The researchers found that patients who visited a retail clinic were no more likely to receive a prescription for antibiotics than in the other settings — a concern frequently expressed by medical professionals because many retail clinics are owned by pharmacies. In addition, patients treated in retail clinics received preventive care over the following three months at about the same rate as patients treated elsewhere.

“We need to continue to examine retail medical clinics as they grow in number, but the results we have seen thus far suggest they are a way to provide high-quality care for many ailments in a convenient and cost-effective fashion,” Mehrotra said.

In a second study, also published in the September issue of the Annals of Internal Medicine, RAND researchers noted there are almost 1,000 retail medical clinics in the United States and that about one-third of urban Americans live within a 10-minute drive of one.

The study also found that while three for-profit companies, including industry leader MinuteClinic, operate about 70 percent of the nation’s retail medical clinics, an increasing number of hospital chains and physician groups are becoming involved.

Funding for both studies was provided by the California HealthCare Foundation.

Judith R. Lave of the Graduate School of Public Health was among the study co-authors.

Better biomarker measurement developed

Researchers at the University of Pittsburgh Cancer Institute have developed an accurate way of measuring a biomarker that could predict which cancer patients will respond to certain chemotherapies.

Their findings were published in this month’s online version of Cancer Research, one of the journals supported by the American Association for Cancer Research.

The identification of molecular markers to guide treatment decisions for patients with advanced disease is extremely important, according to senior author Laura J. Niedernhofer, professor of microbiology and molecular genetics in the School of Medicine.

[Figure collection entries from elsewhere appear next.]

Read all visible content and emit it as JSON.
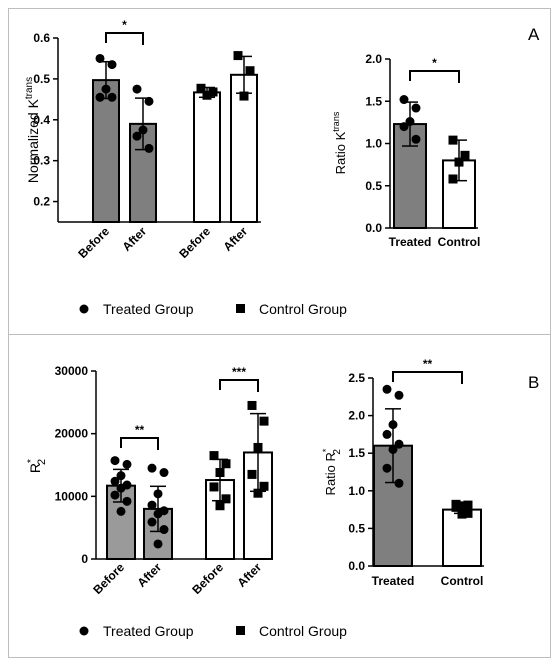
{
  "panel_a_letter": "A",
  "panel_b_letter": "B",
  "legend": {
    "treated": "Treated Group",
    "control": "Control Group"
  },
  "chart_data": [
    {
      "id": "A-left",
      "type": "bar",
      "ylabel": "Normalized K",
      "ylabel_sup": "trans",
      "ylim": [
        0.15,
        0.6
      ],
      "yticks": [
        "0.2",
        "0.3",
        "0.4",
        "0.5",
        "0.6"
      ],
      "categories": [
        "Before",
        "After",
        "Before",
        "After"
      ],
      "groups": [
        "treated",
        "treated",
        "control",
        "control"
      ],
      "means": [
        0.497,
        0.39,
        0.467,
        0.51
      ],
      "sd": [
        0.045,
        0.063,
        0.012,
        0.045
      ],
      "points": [
        [
          0.55,
          0.535,
          0.475,
          0.455,
          0.455
        ],
        [
          0.475,
          0.445,
          0.375,
          0.36,
          0.33
        ],
        [
          0.477,
          0.468,
          0.46
        ],
        [
          0.557,
          0.52,
          0.458
        ]
      ],
      "significance": [
        {
          "from": 0,
          "to": 1,
          "label": "*"
        }
      ],
      "grid": false
    },
    {
      "id": "A-right",
      "type": "bar",
      "ylabel": "Ratio K",
      "ylabel_sup": "trans",
      "ylim": [
        0.0,
        2.0
      ],
      "yticks": [
        "0.0",
        "0.5",
        "1.0",
        "1.5",
        "2.0"
      ],
      "categories": [
        "Treated",
        "Control"
      ],
      "groups": [
        "treated",
        "control"
      ],
      "means": [
        1.23,
        0.8
      ],
      "sd": [
        0.26,
        0.24
      ],
      "points": [
        [
          1.52,
          1.42,
          1.26,
          1.2,
          1.05
        ],
        [
          1.04,
          0.86,
          0.78,
          0.58
        ]
      ],
      "significance": [
        {
          "from": 0,
          "to": 1,
          "label": "*"
        }
      ],
      "grid": false
    },
    {
      "id": "B-left",
      "type": "bar",
      "ylabel": "R",
      "ylabel_sup": "*",
      "ylabel_sub": "2",
      "ylim": [
        0,
        30000
      ],
      "yticks": [
        "0",
        "10000",
        "20000",
        "30000"
      ],
      "categories": [
        "Before",
        "After",
        "Before",
        "After"
      ],
      "groups": [
        "treated",
        "treated",
        "control",
        "control"
      ],
      "means": [
        11700,
        8000,
        12600,
        17000
      ],
      "sd": [
        2600,
        3600,
        3300,
        6200
      ],
      "points": [
        [
          15700,
          15100,
          13300,
          12400,
          11800,
          11300,
          10200,
          9200,
          7600
        ],
        [
          14500,
          13800,
          10400,
          8600,
          7700,
          7200,
          5900,
          4700,
          2400
        ],
        [
          16500,
          15200,
          13800,
          11500,
          9600,
          8500
        ],
        [
          24500,
          22000,
          17800,
          13500,
          11600,
          10500
        ]
      ],
      "significance": [
        {
          "from": 0,
          "to": 1,
          "label": "**"
        },
        {
          "from": 2,
          "to": 3,
          "label": "***"
        }
      ],
      "grid": false
    },
    {
      "id": "B-right",
      "type": "bar",
      "ylabel": "Ratio R",
      "ylabel_sup": "*",
      "ylabel_sub": "2",
      "ylim": [
        0.0,
        2.5
      ],
      "yticks": [
        "0.0",
        "0.5",
        "1.0",
        "1.5",
        "2.0",
        "2.5"
      ],
      "categories": [
        "Treated",
        "Control"
      ],
      "groups": [
        "treated",
        "control"
      ],
      "means": [
        1.6,
        0.75
      ],
      "sd": [
        0.49,
        0.05
      ],
      "points": [
        [
          2.35,
          2.27,
          1.88,
          1.75,
          1.62,
          1.55,
          1.3,
          1.1
        ],
        [
          0.82,
          0.81,
          0.8,
          0.78,
          0.7,
          0.69
        ]
      ],
      "significance": [
        {
          "from": 0,
          "to": 1,
          "label": "**"
        }
      ],
      "grid": false
    }
  ],
  "colors": {
    "treated_bar": "#7f7f7f",
    "treated_bar_light": "#9a9a9a",
    "control_bar": "#ffffff",
    "outline": "#000000",
    "frame": "#bdbdbd"
  }
}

Her team examined the role of ERCC1-XPF, an enzyme that prevents genetic mutations and cancer because of its role in DNA repair. Many commonly used platinum-based chemotherapy agents kill cancer cells by damaging their DNA, so the enzyme’s presence could work against such drugs.

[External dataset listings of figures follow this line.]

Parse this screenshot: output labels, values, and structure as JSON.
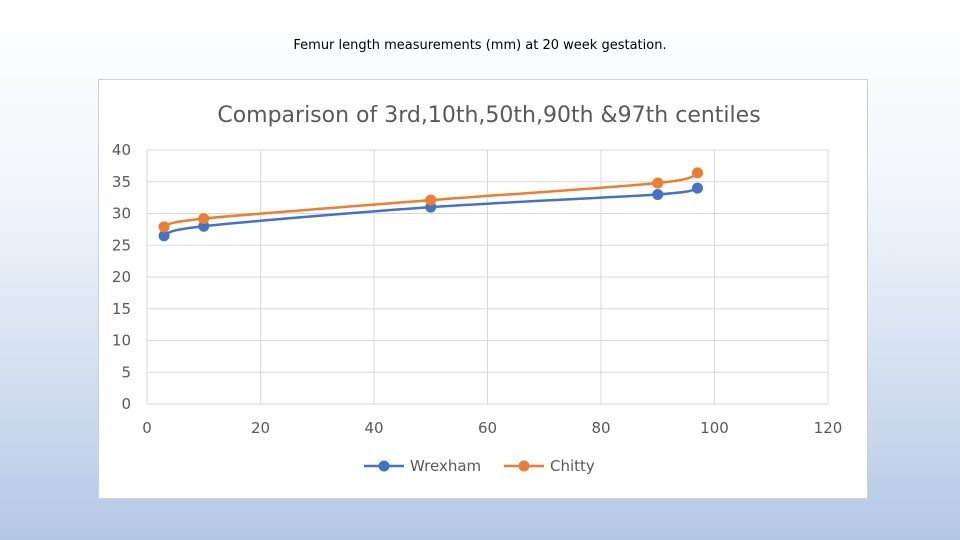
{
  "slide": {
    "title": "Femur length measurements (mm) at 20 week gestation."
  },
  "chart_data": {
    "type": "line",
    "title": "Comparison of 3rd,10th,50th,90th &97th centiles",
    "xlabel": "",
    "ylabel": "",
    "xlim": [
      0,
      120
    ],
    "ylim": [
      0,
      40
    ],
    "xticks": [
      "0",
      "20",
      "40",
      "60",
      "80",
      "100",
      "120"
    ],
    "yticks": [
      "0",
      "5",
      "10",
      "15",
      "20",
      "25",
      "30",
      "35",
      "40"
    ],
    "grid": true,
    "legend": "bottom",
    "series": [
      {
        "name": "Wrexham",
        "color": "#4472c4",
        "x": [
          3,
          10,
          50,
          90,
          97
        ],
        "y": [
          26.5,
          28,
          31,
          33,
          34
        ]
      },
      {
        "name": "Chitty",
        "color": "#ed7d31",
        "x": [
          3,
          10,
          50,
          90,
          97
        ],
        "y": [
          27.9,
          29.2,
          32.1,
          34.8,
          36.4
        ]
      }
    ]
  }
}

“These chemotherapies are quite toxic, so if we can identify which patients will respond before treatment begins, we can hopefully improve the quality of life for the rest of the patient population by selecting alternative treatments,” Niedernhofer said.

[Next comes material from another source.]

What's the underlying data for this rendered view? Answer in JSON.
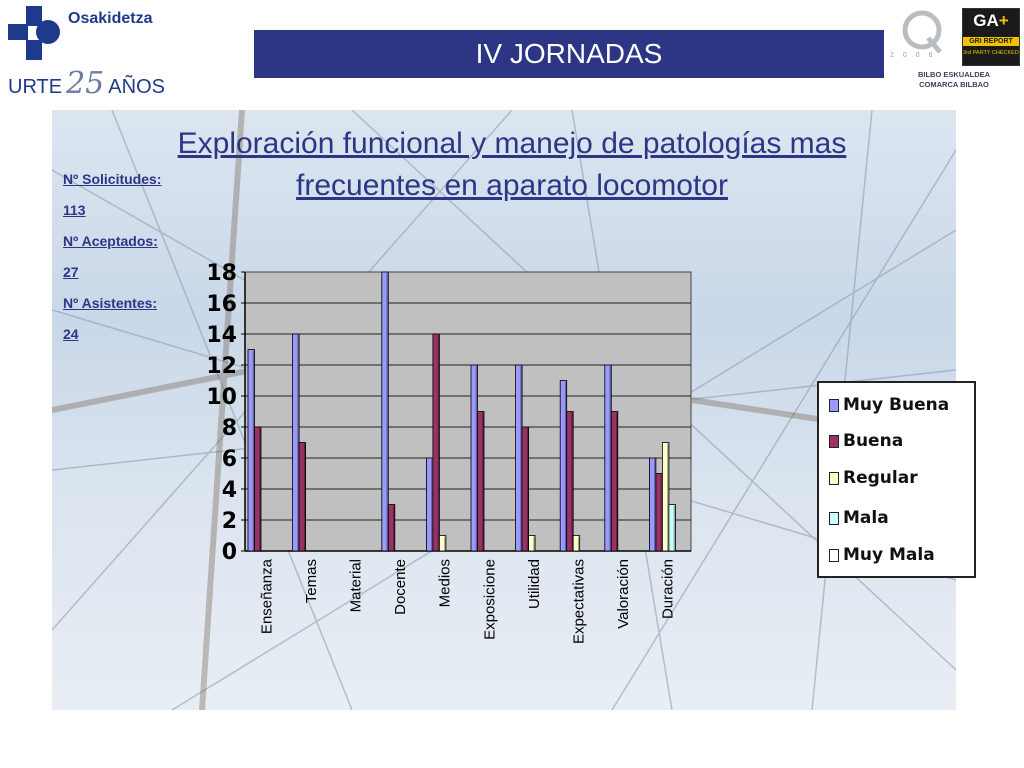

According to Niedernhofer’s findings, the current standard method of measuring the enzyme isn’t accurate. The results showed the antibody typically used now isn’t as well suited to gauging enzyme levels in tissue samples as are other available antibodies.

“Through the methods we developed in this study, we determined first that ERCC1-XPF protein levels vary from tumor to tumor. We also created the first rigorous approach for identifying biomarkers that could help determine which patients might benefit from certain chemotherapies, and which patients might not,” said Niedernhofer.

Co-authors of the paper included Nikhil R. Bhagwat, a graduate student in the Graduate School of Public Health, Vera Y. Roginskaya of molecular oncology, Rajiv Dhir of pathology and Rick Wood, now of MD Anderson Cancer Center.

The study was funded by the UPCI SPORE grant for lung cancer research.

###

The University Times Research Notes column reports on funding awarded to Pitt researchers as well as findings arising from University research.